Impossible de ne pas voir dans Les Enfants loups, Ame et Yuki le film par lequel Mamoru Hosoda et son studio Chizu veut prendre sa revanche contre Miyazaki et le studio Ghibli. Animateur de talent (il a travaillé sur l’incontournable Dragon Ball Z et on lui doit le superbe Summer Wars), Hosoda propose un film au dessin épuré et à l’animation fluide, précisément comme un Miyazaki.

Comme les Ghibli, Les Enfants loups prend le fantastique pour acquis, détournant la tradition japonaise autour des loups Honshū. Alors jeune étudiante, c’est presque naturellement que Hana rencontre le dernier homme-loup, qui meurt après lui avoir fait deux enfants, Ame et Yuki. Deux petits enfants-loups qui devront grandir loin de Tōkyō, cachés dans la campagne.
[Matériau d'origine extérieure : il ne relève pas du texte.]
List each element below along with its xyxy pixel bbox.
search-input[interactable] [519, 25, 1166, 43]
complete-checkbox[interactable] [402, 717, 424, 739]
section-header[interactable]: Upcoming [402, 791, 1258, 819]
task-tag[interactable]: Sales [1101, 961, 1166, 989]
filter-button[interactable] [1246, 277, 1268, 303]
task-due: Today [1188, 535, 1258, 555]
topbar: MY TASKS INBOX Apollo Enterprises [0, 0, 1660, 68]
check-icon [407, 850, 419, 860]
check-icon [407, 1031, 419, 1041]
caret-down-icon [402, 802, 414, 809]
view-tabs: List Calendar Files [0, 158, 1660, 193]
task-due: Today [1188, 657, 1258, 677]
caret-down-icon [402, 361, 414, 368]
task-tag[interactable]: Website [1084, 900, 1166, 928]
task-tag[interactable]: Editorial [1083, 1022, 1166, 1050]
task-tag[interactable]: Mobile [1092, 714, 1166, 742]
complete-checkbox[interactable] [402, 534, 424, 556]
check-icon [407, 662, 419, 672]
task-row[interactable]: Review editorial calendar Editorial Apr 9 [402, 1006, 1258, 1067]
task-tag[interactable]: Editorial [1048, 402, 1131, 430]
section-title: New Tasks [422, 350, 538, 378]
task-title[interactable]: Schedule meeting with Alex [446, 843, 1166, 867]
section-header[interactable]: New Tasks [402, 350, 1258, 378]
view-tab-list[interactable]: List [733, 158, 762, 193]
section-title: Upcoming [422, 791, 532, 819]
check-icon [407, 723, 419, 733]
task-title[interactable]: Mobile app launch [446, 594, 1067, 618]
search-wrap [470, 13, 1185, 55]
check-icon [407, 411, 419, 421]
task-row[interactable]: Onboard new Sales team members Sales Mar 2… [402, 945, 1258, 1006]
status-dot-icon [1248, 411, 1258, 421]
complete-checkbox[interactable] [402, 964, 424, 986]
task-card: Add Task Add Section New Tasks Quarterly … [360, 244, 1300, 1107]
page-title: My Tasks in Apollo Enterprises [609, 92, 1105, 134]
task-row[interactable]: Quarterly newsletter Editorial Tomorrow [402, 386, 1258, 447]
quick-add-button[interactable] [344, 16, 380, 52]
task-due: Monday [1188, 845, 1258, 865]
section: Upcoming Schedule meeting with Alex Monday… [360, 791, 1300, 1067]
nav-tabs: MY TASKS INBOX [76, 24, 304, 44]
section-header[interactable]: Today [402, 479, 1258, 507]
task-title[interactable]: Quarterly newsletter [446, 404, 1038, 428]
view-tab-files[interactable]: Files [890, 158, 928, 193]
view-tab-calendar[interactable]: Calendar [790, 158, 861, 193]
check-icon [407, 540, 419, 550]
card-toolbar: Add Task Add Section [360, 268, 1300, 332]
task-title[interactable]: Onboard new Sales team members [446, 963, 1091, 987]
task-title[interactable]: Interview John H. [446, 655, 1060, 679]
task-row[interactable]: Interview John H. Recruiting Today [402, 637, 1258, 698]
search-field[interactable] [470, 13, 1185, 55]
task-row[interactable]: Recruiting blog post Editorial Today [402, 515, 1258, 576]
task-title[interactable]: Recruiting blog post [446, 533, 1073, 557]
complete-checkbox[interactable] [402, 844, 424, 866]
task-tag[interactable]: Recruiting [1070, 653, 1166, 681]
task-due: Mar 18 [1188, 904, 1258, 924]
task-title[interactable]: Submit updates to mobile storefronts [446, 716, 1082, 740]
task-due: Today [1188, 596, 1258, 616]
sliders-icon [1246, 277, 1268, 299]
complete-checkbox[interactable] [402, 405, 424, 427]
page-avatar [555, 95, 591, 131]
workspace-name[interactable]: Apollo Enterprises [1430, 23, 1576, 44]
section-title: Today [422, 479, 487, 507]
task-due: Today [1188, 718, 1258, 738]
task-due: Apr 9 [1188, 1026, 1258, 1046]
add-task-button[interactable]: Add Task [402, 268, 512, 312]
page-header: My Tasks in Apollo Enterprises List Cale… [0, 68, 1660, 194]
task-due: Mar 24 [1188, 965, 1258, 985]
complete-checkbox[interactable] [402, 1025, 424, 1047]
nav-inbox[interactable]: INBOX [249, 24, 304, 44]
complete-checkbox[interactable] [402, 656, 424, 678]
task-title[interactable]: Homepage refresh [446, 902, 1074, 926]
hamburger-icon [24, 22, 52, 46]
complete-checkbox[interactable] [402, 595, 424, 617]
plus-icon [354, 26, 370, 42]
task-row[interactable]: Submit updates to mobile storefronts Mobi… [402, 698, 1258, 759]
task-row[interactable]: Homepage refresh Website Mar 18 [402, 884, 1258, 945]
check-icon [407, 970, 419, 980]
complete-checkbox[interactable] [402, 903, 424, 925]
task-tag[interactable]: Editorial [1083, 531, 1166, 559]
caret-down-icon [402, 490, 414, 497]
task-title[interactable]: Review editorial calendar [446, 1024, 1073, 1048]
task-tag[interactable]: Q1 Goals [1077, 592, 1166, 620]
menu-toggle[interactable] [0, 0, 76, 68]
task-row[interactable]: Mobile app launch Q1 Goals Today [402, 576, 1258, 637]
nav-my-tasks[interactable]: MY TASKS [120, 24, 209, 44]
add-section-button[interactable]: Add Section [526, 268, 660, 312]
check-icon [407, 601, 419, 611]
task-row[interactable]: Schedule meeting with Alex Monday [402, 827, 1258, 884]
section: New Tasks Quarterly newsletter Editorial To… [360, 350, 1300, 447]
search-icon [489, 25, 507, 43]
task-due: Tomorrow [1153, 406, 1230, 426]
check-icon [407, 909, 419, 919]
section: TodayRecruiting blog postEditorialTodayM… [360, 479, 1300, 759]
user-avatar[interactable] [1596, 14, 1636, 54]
Les Enfants loups prend alors une double tournure. Il a ce côté contemplatif que beaucoup d’Européens détestent dans les animes (il dure deux heures), mais qui est un élément constitutif de la trame narrative. Dans un Japon insulaire et parfois hermétique, il est aussi un film d’adultes sur le thème de l’altérité, de la construction de l’identité, et sur les rapports sociaux. C’est paradoxalement dans la ville anonyme que ces enfants loups sont en danger ; alors que Hana était allé chercher l’isolation à la campagne, elle y a découvert la solidarité.

Les Enfants loups finit comme une fable, sans pour autant imposer une morale trop lourde. Agréable à regarder, il pose aussi de véritables questions — comme tous les grands animes dont il est.